The microbeads are the hosts for the cell membrane receptors. In order to accommodate the strict requirement that the receptors need to be sequestered in a lipid bilayer to retain their selective and high affinity binding, lipid bilayers of DMPC are first formed around the particles to form lipobeads. This is undertaken by forming vesicles of DMPC by hydration of dried films of the phospholipid, and then fusing the vesicles to the silica surface. The receptors are sequestered in the bilayers by constituting the film with the receptors, or, in the case of delicate proteins, inserting them afterwards into the formed bilayer.

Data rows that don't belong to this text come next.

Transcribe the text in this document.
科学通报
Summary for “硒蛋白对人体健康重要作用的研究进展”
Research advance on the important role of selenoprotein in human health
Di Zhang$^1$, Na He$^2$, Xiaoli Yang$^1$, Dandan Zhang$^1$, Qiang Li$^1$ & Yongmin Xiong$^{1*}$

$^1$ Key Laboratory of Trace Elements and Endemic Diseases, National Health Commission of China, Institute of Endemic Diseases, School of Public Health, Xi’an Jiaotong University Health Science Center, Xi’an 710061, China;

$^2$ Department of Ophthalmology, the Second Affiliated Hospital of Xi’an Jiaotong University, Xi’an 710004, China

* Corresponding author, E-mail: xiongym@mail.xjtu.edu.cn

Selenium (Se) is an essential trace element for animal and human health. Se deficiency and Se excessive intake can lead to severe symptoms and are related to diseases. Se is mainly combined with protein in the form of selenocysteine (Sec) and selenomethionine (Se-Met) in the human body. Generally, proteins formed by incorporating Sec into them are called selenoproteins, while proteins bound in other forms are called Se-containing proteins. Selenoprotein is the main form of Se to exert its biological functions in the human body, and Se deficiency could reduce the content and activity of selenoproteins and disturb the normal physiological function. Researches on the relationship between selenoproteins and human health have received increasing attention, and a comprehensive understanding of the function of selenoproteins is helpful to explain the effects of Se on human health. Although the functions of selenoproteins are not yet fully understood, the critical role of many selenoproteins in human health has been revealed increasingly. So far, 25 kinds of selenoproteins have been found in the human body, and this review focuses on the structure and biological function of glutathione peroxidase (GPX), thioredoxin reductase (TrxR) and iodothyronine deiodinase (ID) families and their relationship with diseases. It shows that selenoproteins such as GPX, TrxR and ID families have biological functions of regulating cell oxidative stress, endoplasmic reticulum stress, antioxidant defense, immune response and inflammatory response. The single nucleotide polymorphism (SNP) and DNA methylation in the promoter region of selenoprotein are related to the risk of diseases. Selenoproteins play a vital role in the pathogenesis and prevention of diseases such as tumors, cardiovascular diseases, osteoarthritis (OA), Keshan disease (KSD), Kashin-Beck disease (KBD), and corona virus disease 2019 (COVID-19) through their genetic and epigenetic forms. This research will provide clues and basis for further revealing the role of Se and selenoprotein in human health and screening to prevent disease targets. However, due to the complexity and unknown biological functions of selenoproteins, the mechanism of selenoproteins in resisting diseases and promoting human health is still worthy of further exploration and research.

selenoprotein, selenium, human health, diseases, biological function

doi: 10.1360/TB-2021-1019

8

A functioning microfluidic array is constituted by trapping different sets of lipobeads, with each set displaying a different receptor. After entrapment, analyte solutions with labeled targets are flowed through the cell, and microbeads binding the labeled target can be identified using wide field fluorescence microscopy. The receptor on the microbead surface is identified by the array registrycompiled during the filling of the traps. The small size of the microbeads and the array allows for a miniaturization which is at least an order of magnitude smaller in size than can be accomplished with conventional microarrays set-up by using robotic fluidic dispensing to form spotted arrays.

In this presentation, we demonstrate the utility of this platform for multiplexed screening using biotin-streptavidin as an example of a selective biomolecular interaction. Biotin conjugated lipids ? the receptor - are sequestered into a DMPC lipobead bilayer, and displayed in the array by fluidic entrapment. A second set of lipobeads, not containing the biotin ?receptor? is also displayed by sequential entrapment. An analyte containing fluorescently labeled Neutravidin is then flowed through the cell. The Neutravidin selectively binds only to the microbeads containing biotin displayed on their surface as evidenced by the localized fluorescence on only the biotin lipobeads.